The report reference to Vancouver city council Tuesday on the replacement of the Georgia and Dunsmuir Viaducts should lay out a wide range of new information on a transformational project that is seizing the imagination of residents across the north side of the city.

A decision on the future of the Viaducts will wait until fall so everyone has a chance to digest the new information and the answers to many questions raised in the course of consultations during the last three months. (City staff were meeting with Chinatown community leaders as recently as last Tuesday to give them yet another briefing on many aspects of the proposal.)

That decision would, in my view, mark a tipping point.

If council decides to pursue the staff proposal, planning would proceed for a city without the viaducts. If not, things will remain much as they are.

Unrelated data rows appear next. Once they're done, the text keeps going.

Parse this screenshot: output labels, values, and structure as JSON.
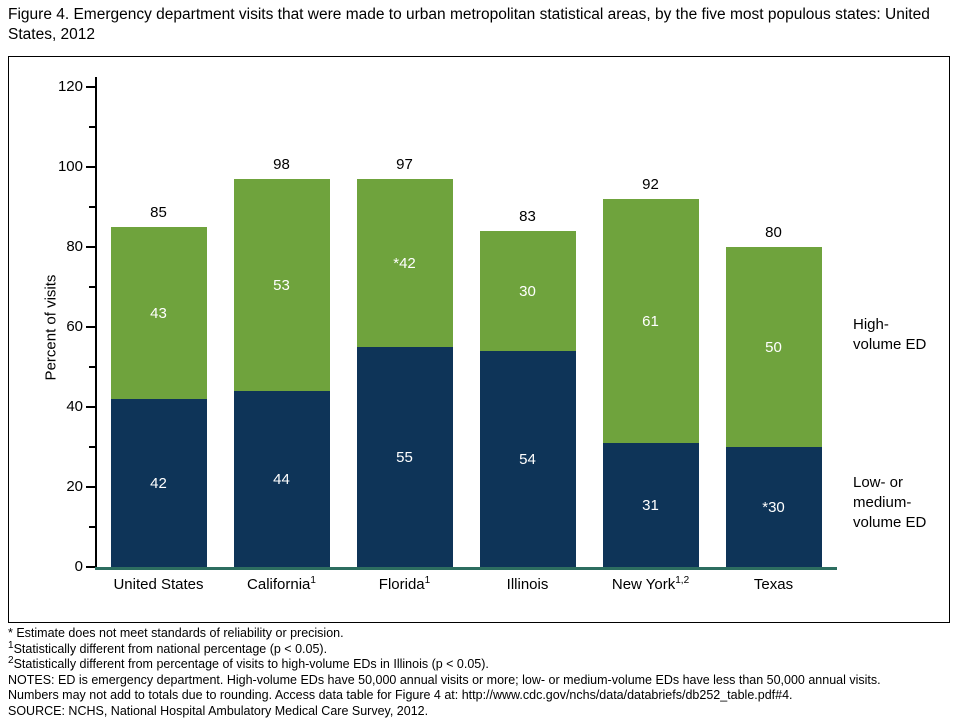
{
  "figure": {
    "title": "Figure 4. Emergency department visits that were made to urban metropolitan statistical areas, by the five most populous states: United States, 2012"
  },
  "chart_data": {
    "type": "bar",
    "stacked": true,
    "title": "Figure 4. Emergency department visits that were made to urban metropolitan statistical areas, by the five most populous states: United States, 2012",
    "xlabel": "",
    "ylabel": "Percent of visits",
    "ylim": [
      0,
      120
    ],
    "ytick_major": 20,
    "ytick_minor": 10,
    "grid": false,
    "legend_position": "right",
    "colors": {
      "axis": "#000000",
      "baseline": "#2d6e60",
      "total_label": "#000000",
      "segment_label": "#ffffff"
    },
    "categories": [
      {
        "label": "United States",
        "sup": ""
      },
      {
        "label": "California",
        "sup": "1"
      },
      {
        "label": "Florida",
        "sup": "1"
      },
      {
        "label": "Illinois",
        "sup": ""
      },
      {
        "label": "New York",
        "sup": "1,2"
      },
      {
        "label": "Texas",
        "sup": ""
      }
    ],
    "series": [
      {
        "name": "Low- or medium-volume ED",
        "color": "#0e3458",
        "values": [
          42,
          44,
          55,
          54,
          31,
          30
        ],
        "labels": [
          "42",
          "44",
          "55",
          "54",
          "31",
          "*30"
        ]
      },
      {
        "name": "High-volume ED",
        "color": "#6fa33d",
        "values": [
          43,
          53,
          42,
          30,
          61,
          50
        ],
        "labels": [
          "43",
          "53",
          "*42",
          "30",
          "61",
          "50"
        ]
      }
    ],
    "totals": [
      "85",
      "98",
      "97",
      "83",
      "92",
      "80"
    ],
    "legend": [
      {
        "name": "High-volume ED",
        "lines": [
          "High-",
          "volume ED"
        ]
      },
      {
        "name": "Low- or medium-volume ED",
        "lines": [
          "Low- or",
          "medium-",
          "volume ED"
        ]
      }
    ]
  },
  "footnotes": [
    {
      "sup": "",
      "text": "* Estimate does not meet standards of reliability or precision."
    },
    {
      "sup": "1",
      "text": "Statistically different from national percentage (p < 0.05)."
    },
    {
      "sup": "2",
      "text": "Statistically different from percentage of visits to high-volume EDs in Illinois (p < 0.05)."
    },
    {
      "sup": "",
      "text": "NOTES: ED is emergency department. High-volume EDs have 50,000 annual visits or more; low- or medium-volume EDs have less than 50,000 annual visits."
    },
    {
      "sup": "",
      "text": "Numbers may not add to totals due to rounding. Access data table for Figure 4 at: http://www.cdc.gov/nchs/data/databriefs/db252_table.pdf#4."
    },
    {
      "sup": "",
      "text": "SOURCE: NCHS, National Hospital Ambulatory Medical Care Survey, 2012."
    }
  ]
}
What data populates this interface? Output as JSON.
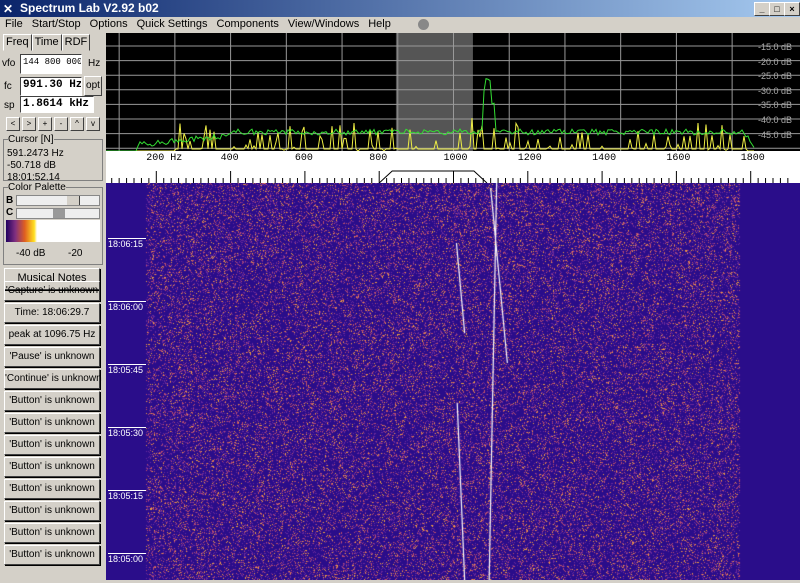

Yesterday’s Vancouver Sun column by Bob Ransford captured many of the issues now exciting residents in the heavily-populated areas reaching from north False Creek to Yaletown, Chinatown and Strathcona, all of who could benefit from the changes.

One that Ransford does not make much of, but I do, is the five acres of additional park space generated by the new street plan. It took 15 years and $22 million to acquire the 2.2 acres for Emery Barnes park in the Yaletown/south Granville area. Depending on how you do the calculations, acquiring twice as much space around Rogers Arena could cost many times as much — and none is for sale in any case.

Public interest in the issue is growing:

  • hundreds came to three open houses and more than 600 filled in comment forms
  • a wide range of organizations and community groups, including the Board of Trade, have weighed in with their opinions
  • community groups to the east of the Viaducts have underlined their determination to win relief, at last, from traffic generated by the Viaducts. (Engineering staff have met with Strathcona residents and made it clear their concerns will be acknowledged.)
  • more people are insisting on quicker resolution of planning decisions on East False Creek Flats and its road network, particularly the long-awaited Malkin connection to Clark Dr.

There is no doubt this decision is a critical one. Some important aspects — financial and timing issues, in particular — can’t be clarified until council makes its “tipping point” decision. It looks like that decision is just a few months away.